Immunoglobulin and T-cell receptor gene rearrangements in acute lymphoblastic leukemia—A higher incidence of double rearrangements in patients with myeloid antigen expression

• Published in: Leukemia research Vol. 15; no. 2; pp. 91 - 98
• Main Authors: Tien, Hwei-Fang, Wang, Chiu-Hwa, Su, Ih-Jen, Wu, Hui-Su, Chien, Su-Hui, Chen, Yao-Chang, Lin, Dong-Tsamn, Lin, Kai-Hsin, Shen, Ming-Ching
• Format: Journal Article
• Language: English
• Published: Oxford Elsevier Ltd 1991; Elsevier Science
• Subjects: acute lymphoblastic leukemia; Adolescent; Adult; Aged; Antigens, CD - metabolism; Antigens, Differentiation, Myelomonocytic - metabolism; Antigens, Neoplasm - metabolism; Biological and medical sciences; Child; Child, Preschool; Fundamental and applied biological sciences. Psychology; Gene rearrangement; Gene Rearrangement, B-Lymphocyte, Heavy Chain; Gene Rearrangement, beta-Chain T-Cell Antigen Receptor; Genes, Immunoglobulin; Humans; immunoglobulin gene; Immunophenotyping; Infant; Middle Aged; Molecular and cellular biology; Molecular genetics; myeloid antigen; Precursor Cell Lymphoblastic Leukemia-Lymphoma - genetics; Precursor Cell Lymphoblastic Leukemia-Lymphoma - immunology; T-cell receptor gene; ALL; CD; TCR; TdT; T-cell receptor gene; MoAb; My + ALL; immunoglobulin gene; Cu; acute lymphoblastic leukemia; myeloid antigen; Gene rearrangement; Ig; Human; Immunoglobulins; Gene; Leukemia; T-Lymphocyte; Receiver; Malignant hemopathy; Molecular biology
• ISSN: 0145-2126; 1873-5835
• DOI: 10.1016/0145-2126(91)90088-B

Among 160 patients who were diagnosed as having acute lymphoblastic leukemia (ALL) by French American British (FAB) criteria, 32 patients (20%) expressed myeloid-associated antigens on leukemic blasts (My + ALL).

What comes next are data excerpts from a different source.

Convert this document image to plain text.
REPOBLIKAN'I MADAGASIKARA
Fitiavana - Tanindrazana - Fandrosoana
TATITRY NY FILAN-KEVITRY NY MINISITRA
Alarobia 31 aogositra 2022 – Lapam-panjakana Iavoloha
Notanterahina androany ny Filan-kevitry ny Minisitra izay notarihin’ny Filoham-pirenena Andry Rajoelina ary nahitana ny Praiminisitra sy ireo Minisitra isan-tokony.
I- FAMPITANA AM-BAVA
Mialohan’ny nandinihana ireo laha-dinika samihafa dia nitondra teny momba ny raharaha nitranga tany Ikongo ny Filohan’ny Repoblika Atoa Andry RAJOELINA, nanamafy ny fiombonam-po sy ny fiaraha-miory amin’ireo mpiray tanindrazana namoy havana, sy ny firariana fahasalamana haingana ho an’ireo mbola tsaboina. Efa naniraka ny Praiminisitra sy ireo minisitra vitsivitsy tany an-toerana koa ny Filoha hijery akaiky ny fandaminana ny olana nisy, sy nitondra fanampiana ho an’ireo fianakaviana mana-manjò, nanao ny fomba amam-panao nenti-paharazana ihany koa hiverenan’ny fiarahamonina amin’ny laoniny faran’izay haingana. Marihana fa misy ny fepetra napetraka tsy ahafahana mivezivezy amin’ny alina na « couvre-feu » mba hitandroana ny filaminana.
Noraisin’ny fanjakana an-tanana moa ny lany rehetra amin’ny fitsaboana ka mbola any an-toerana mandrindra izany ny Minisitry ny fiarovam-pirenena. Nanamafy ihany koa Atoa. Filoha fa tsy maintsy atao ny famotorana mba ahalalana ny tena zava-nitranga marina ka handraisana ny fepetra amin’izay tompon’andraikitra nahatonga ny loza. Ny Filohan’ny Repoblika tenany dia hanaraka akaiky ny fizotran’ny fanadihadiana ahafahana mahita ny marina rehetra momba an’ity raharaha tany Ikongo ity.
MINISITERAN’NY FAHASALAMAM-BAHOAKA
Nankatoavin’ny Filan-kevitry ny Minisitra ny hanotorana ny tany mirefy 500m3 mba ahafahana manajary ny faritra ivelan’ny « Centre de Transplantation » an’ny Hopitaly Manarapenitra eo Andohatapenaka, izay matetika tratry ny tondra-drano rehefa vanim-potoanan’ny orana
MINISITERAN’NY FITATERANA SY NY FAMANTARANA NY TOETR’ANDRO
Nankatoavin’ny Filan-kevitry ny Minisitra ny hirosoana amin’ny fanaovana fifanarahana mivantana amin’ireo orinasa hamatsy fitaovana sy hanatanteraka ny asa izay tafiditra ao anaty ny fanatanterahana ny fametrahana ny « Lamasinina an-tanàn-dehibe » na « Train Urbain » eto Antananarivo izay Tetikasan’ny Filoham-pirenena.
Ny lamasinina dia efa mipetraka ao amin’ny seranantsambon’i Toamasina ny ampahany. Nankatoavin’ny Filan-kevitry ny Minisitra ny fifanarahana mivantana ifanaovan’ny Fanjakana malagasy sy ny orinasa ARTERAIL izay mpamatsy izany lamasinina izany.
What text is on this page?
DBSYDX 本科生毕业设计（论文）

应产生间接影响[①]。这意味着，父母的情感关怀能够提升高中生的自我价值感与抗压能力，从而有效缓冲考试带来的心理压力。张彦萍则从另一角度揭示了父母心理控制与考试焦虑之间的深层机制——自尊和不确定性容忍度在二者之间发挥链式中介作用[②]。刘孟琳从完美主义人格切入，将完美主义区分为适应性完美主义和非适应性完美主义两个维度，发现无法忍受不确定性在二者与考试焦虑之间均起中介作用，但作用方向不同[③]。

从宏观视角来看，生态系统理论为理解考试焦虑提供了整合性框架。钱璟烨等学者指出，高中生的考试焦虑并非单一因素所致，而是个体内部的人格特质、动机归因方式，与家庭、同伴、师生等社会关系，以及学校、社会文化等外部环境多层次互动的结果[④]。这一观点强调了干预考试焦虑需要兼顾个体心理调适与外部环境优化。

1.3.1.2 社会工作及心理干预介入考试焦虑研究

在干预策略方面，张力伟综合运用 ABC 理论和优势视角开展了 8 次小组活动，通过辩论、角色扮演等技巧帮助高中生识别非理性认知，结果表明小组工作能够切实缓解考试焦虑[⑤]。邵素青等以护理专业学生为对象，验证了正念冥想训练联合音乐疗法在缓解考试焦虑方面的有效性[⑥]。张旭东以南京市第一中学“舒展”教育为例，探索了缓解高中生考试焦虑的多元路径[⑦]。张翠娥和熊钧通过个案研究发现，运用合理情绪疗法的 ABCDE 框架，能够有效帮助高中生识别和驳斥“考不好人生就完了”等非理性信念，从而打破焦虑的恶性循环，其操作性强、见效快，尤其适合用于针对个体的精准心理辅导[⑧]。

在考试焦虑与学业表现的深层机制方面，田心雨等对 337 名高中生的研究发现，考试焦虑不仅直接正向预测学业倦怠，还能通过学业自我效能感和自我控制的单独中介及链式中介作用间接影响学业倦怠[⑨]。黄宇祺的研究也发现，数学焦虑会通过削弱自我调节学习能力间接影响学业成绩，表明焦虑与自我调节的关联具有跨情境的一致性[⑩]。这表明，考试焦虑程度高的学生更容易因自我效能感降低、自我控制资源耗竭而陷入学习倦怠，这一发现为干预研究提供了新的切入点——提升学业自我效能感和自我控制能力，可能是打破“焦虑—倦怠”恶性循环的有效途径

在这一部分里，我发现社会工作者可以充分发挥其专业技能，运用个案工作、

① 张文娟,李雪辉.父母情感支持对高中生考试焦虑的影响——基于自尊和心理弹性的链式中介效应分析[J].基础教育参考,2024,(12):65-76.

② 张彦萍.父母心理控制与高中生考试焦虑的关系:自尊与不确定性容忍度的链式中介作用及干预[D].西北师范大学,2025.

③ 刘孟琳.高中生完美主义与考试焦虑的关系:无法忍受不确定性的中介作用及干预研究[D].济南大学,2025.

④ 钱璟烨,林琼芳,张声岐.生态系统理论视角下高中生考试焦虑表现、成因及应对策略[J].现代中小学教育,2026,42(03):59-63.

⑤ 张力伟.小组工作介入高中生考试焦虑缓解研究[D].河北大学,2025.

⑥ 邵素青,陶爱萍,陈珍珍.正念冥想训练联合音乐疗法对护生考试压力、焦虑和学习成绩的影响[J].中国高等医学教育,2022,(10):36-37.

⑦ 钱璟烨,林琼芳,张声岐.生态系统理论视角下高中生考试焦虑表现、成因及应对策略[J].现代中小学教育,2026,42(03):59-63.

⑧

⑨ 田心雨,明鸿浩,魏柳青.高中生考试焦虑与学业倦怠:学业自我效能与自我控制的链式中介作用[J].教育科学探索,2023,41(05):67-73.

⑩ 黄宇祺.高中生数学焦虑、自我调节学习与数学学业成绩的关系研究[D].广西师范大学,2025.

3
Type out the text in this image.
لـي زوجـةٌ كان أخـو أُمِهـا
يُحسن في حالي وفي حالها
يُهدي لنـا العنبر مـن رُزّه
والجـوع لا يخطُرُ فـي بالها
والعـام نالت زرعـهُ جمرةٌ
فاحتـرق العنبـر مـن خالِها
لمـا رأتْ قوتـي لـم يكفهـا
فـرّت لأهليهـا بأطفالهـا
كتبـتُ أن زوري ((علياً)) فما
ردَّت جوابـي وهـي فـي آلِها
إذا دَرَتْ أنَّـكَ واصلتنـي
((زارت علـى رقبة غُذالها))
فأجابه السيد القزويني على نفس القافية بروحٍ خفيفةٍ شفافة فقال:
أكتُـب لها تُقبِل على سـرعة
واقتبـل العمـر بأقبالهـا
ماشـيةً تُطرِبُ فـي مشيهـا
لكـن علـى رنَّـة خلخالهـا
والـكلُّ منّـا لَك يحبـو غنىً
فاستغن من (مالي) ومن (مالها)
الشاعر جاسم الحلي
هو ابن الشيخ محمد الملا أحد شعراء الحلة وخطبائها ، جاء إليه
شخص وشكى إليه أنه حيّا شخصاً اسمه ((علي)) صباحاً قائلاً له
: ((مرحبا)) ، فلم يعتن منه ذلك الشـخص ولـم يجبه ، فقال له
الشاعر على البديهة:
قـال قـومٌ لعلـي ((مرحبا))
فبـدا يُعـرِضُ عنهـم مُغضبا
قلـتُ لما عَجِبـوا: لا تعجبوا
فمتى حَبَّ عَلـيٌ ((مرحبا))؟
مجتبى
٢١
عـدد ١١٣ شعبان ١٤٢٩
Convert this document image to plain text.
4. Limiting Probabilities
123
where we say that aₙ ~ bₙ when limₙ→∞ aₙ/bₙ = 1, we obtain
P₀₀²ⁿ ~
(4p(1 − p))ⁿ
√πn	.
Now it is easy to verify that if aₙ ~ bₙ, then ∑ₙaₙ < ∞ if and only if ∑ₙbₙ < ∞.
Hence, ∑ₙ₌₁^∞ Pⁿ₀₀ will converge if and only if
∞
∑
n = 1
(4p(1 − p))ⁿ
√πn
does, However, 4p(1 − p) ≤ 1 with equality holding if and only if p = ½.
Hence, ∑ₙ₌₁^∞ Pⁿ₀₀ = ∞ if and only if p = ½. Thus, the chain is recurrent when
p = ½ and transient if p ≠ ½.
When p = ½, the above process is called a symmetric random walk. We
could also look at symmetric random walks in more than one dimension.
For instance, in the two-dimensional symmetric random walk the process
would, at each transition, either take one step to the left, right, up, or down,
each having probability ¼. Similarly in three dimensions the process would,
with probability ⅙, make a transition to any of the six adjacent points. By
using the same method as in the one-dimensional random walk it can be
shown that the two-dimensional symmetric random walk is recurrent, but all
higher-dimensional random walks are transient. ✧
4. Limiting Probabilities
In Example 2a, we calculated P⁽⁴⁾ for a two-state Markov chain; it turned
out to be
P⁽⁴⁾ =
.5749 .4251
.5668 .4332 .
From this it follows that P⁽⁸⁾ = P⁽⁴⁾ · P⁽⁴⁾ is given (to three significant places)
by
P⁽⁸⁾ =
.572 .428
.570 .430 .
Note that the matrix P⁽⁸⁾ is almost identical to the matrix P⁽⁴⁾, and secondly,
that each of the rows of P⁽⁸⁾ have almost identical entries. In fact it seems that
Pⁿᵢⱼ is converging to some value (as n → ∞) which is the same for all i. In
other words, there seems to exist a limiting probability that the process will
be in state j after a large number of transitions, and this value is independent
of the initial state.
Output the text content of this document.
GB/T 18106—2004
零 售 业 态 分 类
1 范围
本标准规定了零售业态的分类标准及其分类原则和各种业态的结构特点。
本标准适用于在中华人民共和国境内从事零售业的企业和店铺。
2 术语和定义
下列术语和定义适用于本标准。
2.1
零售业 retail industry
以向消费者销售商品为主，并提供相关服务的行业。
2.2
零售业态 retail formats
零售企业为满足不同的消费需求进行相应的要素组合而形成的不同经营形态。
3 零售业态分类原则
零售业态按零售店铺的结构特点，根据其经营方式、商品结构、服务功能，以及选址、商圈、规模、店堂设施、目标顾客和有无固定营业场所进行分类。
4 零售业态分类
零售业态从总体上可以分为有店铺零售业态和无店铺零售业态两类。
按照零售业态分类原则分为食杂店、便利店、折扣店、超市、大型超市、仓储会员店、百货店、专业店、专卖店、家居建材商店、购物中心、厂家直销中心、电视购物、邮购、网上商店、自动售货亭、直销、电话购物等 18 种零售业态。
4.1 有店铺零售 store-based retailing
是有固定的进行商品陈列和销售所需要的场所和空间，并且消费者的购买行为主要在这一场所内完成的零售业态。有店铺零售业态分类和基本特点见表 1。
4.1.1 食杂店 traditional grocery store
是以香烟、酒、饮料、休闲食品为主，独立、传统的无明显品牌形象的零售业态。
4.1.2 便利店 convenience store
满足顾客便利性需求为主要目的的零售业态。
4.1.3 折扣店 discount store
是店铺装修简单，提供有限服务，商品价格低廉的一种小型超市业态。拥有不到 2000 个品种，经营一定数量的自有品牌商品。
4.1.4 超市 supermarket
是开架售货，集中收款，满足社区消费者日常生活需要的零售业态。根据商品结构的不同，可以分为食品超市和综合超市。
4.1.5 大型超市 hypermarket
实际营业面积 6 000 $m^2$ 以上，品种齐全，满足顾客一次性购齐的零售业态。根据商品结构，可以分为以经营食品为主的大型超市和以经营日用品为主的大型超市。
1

Correlation of immunophenotype with rearrangement of immunoglobulin (Ig) heavy chain and T-cell receptor (TCR) β chain genes was performed on 73 of these patients (21 were My + ALL). Rearrangements of both Ig and TCR genes (double rearrangements) were detected in 24 patients, including three (19%) of 16 T-lineage ALL, 17 (33%) of 52 B-lineage ALL, and four of five ALL expressing both B and T-cell surface markers. Also a higher incidence of double rearrangements in My + ALL was found as compared with My − ALL (43% vs 29%). This difference was more evident when only B-lineage ALL was considered (50% in My + patients vs 24% in My − patients). However the difference is not statistically significant yet possibly due to the small number of patients in the study. Further studies on more patients are needed to confirm this. In My − B-lineage ALL, rearrangements of TCR β chain gene were restricted to certain subgroups (Groups III & IV) of patients who expressed CD10 surface antigens but lacked cytoplasmic Ig. In My + B-lineage ALL, rearrangements of TCR β chain gene could be found in various subgroups studied (Groups II through V). Cross-lineage gene rearrangement in My + ALL may involve mechanisms different from those in My − ALL.